La question essentielle de savoir si l’économie est une science ne sera pas résolue avec cet ouvrage, même si du temps des physiocrates l’économie politique s’autorisait à en revendiquer le statut. Les 17 contributeurs, économistes et historiens, encouragés par la Fondation des Treilles (site « du bout du monde » créé par Anne Gruner-Schlumberger) réussissent l’exploit de nous introduire dans un champ où se conjuguent histoire et économie, avec des interactions qui nous feraient douter du rang exclusif de sciences humaines auquel elles sont associées, ne serait-ce parce qu’elles sont de véritables « ogresses » : elles ambitionnent toutes deux « d’envelopper tout le champ du social ».
L’ouvrage comporte 6 parties qui illustrent leurs points de rencontre (jusqu’à éprouver une attirance réciproque), mais aussi les chemins qui les séparent (pour mieux s’approprier les données de l’autre). Ce qui fait dire à Samuelson que l’étude de l’histoire économique est le matériau brut à partir duquel l’économiste peut tester n’importe laquelle de ses hypothèses.

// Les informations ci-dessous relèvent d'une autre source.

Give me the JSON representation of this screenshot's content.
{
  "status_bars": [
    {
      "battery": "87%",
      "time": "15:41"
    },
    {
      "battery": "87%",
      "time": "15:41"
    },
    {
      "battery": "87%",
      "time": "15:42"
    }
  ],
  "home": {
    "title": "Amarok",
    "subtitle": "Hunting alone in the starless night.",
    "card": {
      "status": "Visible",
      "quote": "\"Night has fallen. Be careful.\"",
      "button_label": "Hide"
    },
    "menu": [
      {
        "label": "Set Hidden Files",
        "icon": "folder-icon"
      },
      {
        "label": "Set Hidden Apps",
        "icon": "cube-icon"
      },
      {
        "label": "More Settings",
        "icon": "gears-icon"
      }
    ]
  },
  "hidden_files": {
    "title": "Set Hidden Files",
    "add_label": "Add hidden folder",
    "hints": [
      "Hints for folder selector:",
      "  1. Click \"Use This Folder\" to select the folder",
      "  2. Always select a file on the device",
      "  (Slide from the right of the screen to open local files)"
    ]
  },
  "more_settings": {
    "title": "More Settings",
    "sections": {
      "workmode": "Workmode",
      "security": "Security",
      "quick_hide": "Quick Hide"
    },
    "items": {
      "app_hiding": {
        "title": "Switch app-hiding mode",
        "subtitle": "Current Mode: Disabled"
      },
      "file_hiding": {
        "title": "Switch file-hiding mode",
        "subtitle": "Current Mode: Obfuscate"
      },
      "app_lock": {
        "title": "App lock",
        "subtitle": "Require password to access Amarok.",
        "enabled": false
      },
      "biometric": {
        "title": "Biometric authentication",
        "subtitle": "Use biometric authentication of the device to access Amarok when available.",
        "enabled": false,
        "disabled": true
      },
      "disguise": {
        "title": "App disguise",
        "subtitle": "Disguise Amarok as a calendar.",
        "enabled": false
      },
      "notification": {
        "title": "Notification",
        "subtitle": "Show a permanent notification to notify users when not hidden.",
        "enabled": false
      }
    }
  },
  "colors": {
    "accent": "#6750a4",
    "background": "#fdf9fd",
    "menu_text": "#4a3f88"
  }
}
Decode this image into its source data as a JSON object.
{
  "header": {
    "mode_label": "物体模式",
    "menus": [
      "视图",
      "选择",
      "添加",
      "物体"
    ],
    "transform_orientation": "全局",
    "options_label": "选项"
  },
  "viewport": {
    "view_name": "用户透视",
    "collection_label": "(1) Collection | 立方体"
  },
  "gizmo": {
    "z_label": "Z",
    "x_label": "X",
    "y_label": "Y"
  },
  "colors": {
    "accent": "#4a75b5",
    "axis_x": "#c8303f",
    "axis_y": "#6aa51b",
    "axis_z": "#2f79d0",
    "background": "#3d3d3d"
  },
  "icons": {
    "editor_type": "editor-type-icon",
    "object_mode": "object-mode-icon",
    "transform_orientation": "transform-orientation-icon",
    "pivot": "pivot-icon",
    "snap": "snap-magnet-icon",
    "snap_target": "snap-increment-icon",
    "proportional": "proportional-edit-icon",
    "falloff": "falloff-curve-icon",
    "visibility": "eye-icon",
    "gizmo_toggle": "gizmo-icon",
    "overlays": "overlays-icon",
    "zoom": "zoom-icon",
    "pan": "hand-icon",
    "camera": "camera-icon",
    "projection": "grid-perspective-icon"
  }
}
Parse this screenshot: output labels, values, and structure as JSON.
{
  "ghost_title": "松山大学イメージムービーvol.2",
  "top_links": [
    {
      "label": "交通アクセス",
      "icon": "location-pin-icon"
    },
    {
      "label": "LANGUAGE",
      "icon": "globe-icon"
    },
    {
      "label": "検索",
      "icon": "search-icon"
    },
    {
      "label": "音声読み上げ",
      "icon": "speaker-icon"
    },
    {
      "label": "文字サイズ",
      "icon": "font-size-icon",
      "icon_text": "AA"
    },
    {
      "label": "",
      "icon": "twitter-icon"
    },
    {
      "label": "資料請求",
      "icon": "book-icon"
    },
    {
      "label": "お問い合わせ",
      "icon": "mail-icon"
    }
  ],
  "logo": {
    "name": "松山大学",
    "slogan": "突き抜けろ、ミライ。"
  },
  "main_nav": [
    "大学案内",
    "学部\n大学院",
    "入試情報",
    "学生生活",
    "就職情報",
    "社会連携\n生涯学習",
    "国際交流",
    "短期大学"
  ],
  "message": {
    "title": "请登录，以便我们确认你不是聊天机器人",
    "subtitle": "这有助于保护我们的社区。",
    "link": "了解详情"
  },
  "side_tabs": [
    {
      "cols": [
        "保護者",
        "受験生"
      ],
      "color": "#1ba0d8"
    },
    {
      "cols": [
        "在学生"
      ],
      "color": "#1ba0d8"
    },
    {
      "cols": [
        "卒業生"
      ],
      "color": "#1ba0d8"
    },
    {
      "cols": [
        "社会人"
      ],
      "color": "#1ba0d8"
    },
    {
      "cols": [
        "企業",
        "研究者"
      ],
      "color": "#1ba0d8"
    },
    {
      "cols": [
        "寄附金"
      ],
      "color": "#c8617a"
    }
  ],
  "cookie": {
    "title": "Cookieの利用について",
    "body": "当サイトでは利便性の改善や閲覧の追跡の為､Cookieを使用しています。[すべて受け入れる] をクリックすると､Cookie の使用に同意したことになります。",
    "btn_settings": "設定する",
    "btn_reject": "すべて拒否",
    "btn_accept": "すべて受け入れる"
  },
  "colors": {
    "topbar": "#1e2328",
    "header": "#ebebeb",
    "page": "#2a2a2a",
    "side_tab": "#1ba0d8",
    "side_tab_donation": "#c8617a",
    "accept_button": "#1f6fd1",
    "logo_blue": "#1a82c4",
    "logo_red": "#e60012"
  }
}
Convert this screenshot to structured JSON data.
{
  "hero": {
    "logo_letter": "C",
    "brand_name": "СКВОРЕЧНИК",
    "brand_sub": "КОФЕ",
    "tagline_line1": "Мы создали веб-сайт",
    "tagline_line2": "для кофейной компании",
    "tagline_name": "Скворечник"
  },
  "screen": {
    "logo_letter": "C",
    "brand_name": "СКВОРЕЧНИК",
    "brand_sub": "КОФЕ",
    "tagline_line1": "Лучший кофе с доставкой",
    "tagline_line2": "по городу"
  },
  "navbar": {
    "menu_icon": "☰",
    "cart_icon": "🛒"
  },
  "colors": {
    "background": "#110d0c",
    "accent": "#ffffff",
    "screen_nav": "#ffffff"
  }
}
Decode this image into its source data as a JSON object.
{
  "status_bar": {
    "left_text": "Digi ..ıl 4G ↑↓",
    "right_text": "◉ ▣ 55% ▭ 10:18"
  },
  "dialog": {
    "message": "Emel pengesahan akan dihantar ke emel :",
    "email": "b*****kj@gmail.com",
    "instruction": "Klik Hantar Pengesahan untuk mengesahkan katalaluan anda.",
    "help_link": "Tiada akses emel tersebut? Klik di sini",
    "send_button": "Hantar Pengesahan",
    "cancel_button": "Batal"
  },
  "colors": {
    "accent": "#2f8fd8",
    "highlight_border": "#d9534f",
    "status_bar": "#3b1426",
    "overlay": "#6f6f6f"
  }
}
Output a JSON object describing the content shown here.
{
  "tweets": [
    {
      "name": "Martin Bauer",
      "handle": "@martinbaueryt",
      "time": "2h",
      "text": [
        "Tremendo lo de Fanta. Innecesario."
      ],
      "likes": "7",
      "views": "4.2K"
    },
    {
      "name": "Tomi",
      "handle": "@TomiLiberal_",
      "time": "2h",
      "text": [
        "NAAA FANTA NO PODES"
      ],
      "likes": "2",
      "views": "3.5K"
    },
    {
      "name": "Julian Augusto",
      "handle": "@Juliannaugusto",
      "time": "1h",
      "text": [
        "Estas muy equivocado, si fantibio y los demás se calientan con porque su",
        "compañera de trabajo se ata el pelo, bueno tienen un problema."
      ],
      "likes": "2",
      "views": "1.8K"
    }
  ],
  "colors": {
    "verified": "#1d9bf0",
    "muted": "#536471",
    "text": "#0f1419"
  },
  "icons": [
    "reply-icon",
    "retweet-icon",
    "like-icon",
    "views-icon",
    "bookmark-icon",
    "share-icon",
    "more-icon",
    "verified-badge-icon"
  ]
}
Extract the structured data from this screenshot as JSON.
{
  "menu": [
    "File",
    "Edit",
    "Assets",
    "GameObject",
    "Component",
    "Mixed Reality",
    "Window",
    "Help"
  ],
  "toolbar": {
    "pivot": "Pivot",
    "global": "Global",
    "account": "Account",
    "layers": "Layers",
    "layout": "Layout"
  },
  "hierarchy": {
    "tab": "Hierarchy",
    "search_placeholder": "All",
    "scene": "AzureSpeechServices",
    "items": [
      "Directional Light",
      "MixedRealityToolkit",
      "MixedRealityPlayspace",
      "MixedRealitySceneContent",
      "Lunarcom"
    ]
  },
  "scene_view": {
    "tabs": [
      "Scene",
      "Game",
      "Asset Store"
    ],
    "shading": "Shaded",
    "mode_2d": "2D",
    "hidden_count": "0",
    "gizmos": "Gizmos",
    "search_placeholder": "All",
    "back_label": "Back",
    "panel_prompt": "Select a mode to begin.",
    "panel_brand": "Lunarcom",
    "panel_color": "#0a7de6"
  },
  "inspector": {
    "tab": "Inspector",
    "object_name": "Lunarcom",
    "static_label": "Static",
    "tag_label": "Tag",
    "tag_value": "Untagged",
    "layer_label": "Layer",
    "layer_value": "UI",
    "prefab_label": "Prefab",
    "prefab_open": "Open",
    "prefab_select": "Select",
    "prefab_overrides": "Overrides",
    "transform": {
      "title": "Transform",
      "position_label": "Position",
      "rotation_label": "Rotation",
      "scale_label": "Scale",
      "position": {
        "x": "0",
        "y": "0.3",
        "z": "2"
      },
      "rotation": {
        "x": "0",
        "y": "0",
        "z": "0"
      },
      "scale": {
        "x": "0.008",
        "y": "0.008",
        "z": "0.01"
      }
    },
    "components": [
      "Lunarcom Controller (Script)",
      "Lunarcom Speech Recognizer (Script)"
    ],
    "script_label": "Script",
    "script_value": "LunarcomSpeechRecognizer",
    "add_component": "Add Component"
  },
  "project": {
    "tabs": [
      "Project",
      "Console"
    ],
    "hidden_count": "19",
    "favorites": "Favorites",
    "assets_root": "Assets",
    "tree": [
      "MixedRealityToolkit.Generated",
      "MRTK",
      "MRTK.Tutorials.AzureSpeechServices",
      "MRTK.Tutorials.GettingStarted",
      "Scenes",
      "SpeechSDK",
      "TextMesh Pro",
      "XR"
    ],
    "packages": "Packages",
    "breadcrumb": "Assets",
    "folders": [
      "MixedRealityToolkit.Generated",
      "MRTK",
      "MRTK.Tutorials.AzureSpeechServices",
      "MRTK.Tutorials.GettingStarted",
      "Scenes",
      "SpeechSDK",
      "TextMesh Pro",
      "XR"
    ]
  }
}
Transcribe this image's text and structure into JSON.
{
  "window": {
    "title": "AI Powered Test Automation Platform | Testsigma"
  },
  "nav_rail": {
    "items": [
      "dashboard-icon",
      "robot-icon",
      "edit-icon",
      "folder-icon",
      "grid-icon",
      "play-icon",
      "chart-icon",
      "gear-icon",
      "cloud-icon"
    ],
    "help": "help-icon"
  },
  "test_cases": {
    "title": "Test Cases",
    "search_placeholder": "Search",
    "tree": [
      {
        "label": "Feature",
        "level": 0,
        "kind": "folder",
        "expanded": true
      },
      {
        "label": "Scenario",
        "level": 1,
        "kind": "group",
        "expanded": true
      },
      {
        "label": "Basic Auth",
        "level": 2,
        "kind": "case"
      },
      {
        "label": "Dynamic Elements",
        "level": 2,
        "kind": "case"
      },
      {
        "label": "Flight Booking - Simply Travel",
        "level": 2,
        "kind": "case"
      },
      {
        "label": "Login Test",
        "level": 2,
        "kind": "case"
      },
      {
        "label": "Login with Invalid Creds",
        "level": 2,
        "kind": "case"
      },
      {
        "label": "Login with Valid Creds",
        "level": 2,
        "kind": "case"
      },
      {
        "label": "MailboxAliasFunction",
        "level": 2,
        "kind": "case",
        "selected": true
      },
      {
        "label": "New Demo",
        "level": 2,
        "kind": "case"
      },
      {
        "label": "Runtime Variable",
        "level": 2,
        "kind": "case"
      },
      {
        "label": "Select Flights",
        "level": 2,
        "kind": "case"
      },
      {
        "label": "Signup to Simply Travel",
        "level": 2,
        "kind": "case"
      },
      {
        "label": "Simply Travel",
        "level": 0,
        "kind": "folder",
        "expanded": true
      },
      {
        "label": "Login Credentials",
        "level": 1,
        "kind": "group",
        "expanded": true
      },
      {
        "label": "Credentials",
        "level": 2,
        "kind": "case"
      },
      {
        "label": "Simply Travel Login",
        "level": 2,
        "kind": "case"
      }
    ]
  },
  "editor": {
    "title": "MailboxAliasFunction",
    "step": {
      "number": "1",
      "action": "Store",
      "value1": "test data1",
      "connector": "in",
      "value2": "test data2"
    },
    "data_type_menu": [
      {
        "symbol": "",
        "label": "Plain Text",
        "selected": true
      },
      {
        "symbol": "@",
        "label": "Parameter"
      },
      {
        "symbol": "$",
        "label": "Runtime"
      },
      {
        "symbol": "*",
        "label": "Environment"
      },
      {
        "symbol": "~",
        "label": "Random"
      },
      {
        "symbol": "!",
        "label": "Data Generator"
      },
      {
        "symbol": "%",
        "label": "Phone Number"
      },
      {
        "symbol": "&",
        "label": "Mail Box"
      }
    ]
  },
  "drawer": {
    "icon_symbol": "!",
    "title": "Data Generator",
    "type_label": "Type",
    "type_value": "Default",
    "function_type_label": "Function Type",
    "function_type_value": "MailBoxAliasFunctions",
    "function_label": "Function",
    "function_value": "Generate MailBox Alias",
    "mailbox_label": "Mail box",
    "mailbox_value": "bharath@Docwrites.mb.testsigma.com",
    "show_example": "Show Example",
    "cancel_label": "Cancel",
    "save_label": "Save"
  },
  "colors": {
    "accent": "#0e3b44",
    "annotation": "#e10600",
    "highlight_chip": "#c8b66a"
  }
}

Le plus étonnant, lorsque le lecteur plonge dans les différentes thématiques du livre est la mise en œuvre de méthodes et d’outils extrêmement sophistiqués dans le traitement des données (comme les bases relationnelles numérisées) pour traiter des sujets aussi divers que l’appartenance maçonnique et donc l’évolution des lignes de force dans la société d’Ancien régime, ou encore les approches statistiques destinées à distinguer les différentes formes de causalité, notion que l’on croyait réservée aux sciences dures, comme l’énonce Pierre Livet.
Au travers des différents chapitres sont également abordés l’analyse du colonialisme (qui ne se résume pas à un jeu à somme nulle), l’organisation en réseau des universités en Europe médiévale et moderne. Ces thèmes constituent autant de points d’ancrage pour un développement épistémologique des sciences économiques.
Alain Trannoy est directeur d’études à l’EHESS, professeur à l’Ecole d’économie Aix-Marseille, spécialiste de l’économie publique et de la fiscalité et Arundhati Virmani est enseignante-chercheur à l’EHESS, spécialiste d’histoire coloniale et contemporaine de l’Inde.